Ficção científica e fantasia também são consideradas pela crítica, às vezes, um gênero menor. Mas não acho que sejam. Tem literatura policial mal feita, mal escrita, sem cuidado literário, sem qualquer profundidade. São livros descartáveis. Os meus espero que não sejam. Tento sempre fazer histórias que tenham personagens com complexidade, crítica social, ao ser humano ou um comentário sobre a humanidade. Uma Família Feliz fala sobre o mundo de aparência, a vida idealizada, as pressões que a mulher sofre para ser mãe perfeita e a cultura do cancelamento, do julgamento sumário.

Tento sempre fazer histórias que tenham personagens com complexidade, crítica social, ao ser humano ou um comentário sobre a humanidade.

R7 — Tivemos este ano essa polêmica do livro do Jefferson Tenório, Avesso da Pele, que fala de racismo e sexualidade e foi vetado de escolas. Qual o limite da literatura para você?

Esse caso e a situação do Prêmio Sesc [a editora Record rompeu a parceria de 20 anos com a congratulação após citar censura ao romance Outono da Carne Estranha, de Airton Souza, sobre a paixão de dois garimpeiros da Serra Pelada dos anos 1980], são duas tentativas de censurar a literatura e, a meu ver, a literatura é o lugar da liberdade, em que o autor pode vestir o personagem que quiser.

É muito grave toda essa situação. Como autor, tenho que sempre questionar e não dar margem para negociação. Porque não há negociação.

A literatura é o lugar da liberdade, em que o autor pode vestir o personagem que quiser.

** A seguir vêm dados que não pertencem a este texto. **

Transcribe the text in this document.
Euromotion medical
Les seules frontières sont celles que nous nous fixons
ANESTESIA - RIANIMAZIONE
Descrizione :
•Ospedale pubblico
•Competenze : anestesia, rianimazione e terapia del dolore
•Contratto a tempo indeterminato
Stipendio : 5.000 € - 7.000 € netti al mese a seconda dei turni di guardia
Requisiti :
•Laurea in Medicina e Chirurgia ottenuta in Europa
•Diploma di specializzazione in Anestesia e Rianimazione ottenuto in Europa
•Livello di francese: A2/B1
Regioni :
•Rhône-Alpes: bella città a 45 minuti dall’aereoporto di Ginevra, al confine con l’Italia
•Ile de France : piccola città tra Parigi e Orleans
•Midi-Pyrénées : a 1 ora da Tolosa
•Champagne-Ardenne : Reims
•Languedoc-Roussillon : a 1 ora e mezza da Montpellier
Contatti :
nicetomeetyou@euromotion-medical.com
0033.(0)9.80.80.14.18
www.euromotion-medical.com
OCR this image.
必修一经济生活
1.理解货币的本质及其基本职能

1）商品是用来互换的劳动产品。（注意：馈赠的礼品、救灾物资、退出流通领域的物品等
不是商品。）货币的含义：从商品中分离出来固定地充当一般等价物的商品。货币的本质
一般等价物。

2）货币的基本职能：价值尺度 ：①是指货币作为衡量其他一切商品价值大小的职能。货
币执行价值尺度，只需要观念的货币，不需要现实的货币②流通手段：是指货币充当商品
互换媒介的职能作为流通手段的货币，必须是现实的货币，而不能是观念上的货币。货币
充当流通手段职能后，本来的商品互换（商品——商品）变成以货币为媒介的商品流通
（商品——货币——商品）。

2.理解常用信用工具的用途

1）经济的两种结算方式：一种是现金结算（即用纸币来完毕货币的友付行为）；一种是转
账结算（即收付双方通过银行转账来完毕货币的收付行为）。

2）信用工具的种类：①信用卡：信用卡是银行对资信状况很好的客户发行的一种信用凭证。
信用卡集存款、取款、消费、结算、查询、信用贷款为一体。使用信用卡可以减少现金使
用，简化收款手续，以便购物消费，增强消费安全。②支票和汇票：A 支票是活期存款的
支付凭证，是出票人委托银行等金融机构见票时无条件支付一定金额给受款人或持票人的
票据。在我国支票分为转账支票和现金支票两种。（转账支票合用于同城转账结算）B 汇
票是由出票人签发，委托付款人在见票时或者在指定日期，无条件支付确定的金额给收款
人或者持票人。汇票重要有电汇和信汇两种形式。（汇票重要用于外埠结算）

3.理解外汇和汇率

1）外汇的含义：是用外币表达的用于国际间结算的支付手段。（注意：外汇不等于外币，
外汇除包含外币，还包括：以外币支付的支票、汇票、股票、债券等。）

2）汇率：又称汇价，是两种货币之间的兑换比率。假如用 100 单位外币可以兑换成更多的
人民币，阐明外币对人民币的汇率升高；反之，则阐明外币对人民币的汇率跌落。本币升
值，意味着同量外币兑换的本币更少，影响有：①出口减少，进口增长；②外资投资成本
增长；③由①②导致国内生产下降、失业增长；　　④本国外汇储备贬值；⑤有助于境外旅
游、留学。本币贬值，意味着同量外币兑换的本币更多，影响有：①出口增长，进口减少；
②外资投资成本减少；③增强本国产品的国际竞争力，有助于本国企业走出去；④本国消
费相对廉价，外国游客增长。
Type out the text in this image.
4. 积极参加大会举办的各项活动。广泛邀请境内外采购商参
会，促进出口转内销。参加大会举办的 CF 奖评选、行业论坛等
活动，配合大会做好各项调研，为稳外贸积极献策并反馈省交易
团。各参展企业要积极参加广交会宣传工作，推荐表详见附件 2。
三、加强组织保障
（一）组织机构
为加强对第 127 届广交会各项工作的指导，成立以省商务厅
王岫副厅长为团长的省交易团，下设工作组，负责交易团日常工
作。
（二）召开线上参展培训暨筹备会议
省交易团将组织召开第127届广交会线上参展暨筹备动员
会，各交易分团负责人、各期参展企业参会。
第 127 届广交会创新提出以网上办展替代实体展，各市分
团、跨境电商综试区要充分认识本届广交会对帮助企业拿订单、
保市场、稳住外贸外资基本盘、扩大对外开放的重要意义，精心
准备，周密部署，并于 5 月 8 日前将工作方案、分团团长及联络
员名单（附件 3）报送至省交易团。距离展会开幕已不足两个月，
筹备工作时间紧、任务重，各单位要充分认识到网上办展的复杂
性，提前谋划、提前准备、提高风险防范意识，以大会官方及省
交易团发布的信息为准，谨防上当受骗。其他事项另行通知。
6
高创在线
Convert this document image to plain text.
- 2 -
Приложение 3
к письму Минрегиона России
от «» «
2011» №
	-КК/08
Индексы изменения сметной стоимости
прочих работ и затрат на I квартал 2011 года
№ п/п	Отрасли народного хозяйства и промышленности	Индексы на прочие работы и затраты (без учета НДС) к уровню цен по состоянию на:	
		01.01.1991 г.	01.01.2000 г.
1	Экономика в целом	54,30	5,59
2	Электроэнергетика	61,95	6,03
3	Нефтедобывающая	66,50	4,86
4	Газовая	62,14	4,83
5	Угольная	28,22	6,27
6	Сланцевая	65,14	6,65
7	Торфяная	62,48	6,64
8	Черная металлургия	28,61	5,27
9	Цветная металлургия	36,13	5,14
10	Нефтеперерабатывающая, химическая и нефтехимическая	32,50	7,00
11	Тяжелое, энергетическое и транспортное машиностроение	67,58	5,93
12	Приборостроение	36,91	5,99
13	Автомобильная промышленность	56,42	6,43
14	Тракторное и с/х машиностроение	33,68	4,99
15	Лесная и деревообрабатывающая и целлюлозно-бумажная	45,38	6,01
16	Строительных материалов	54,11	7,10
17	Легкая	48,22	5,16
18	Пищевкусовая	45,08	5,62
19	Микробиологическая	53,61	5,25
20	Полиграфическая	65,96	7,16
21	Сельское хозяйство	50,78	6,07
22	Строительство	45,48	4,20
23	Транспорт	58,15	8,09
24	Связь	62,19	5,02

R7 — E [a liberdade] do leitor de ler?

Claro que existem livros que são adultos, mas colocar, por exemplo, classificação indicativa em livro acho um absurdo. Porque o jovem de 15, 16 anos tem que ter a liberdade de refletir e, às vezes, sim, pode ser que um livro tenha uma cena de sexo. Aí, você tem que pegar e conversar com o adolescente: o que você acha disso aqui? Qual é a sua leitura? É muito melhor puxar para a conversa do que fingir que não existe. Porque fingindo que não existe é que a gente cria uma sociedade burra, sem crítica e que, por isso, vota errado, pensa errado e assim vai.

R7 — No livro Do que Eu Falo Quando Falo Sobre Corrida, o [escritor japonês Haruki] Murakami fala bastante da rotina de escrita dele. Como que é o seu processo, a sua relação com o trabalho?

Adoraria ser um autor japonês organizado, mas não sou. Até porque faço muitas coisas. Também trabalho com audiovisual sempre na paralela. Tento ter um horário para me dedicar ao livro, mas nunca é fixo.

Mas realmente vou fazendo o livro na ordem em que ele é publicado e preciso que fique bom. Ou seja, faço o capítulo um até ficar bom. Enquanto não fica bom, não faço o dois. Então, é um método muito lento.

R7 — Você tem ideia de um novo livro?

Tenho uma lista de ideias. Brinco que, entre meus livros, existe o Raphael Montes Verso. Então, em Uma Família Feliz, aparecem personagens de livros anteriores. No Jantar Secreto, tem um personagem chamado Dante, que é o protagonista e ele é livreiro. Sabe qual é o nome do livro que ele cita? Uma Família Feliz. Você acredita? Vou te que pegar de novo agora. Gosto de fazer essas brincadeiras. Então, em Uma Família Feliz, tem umas duas ou três pistas dos próximos livros que quero escrever.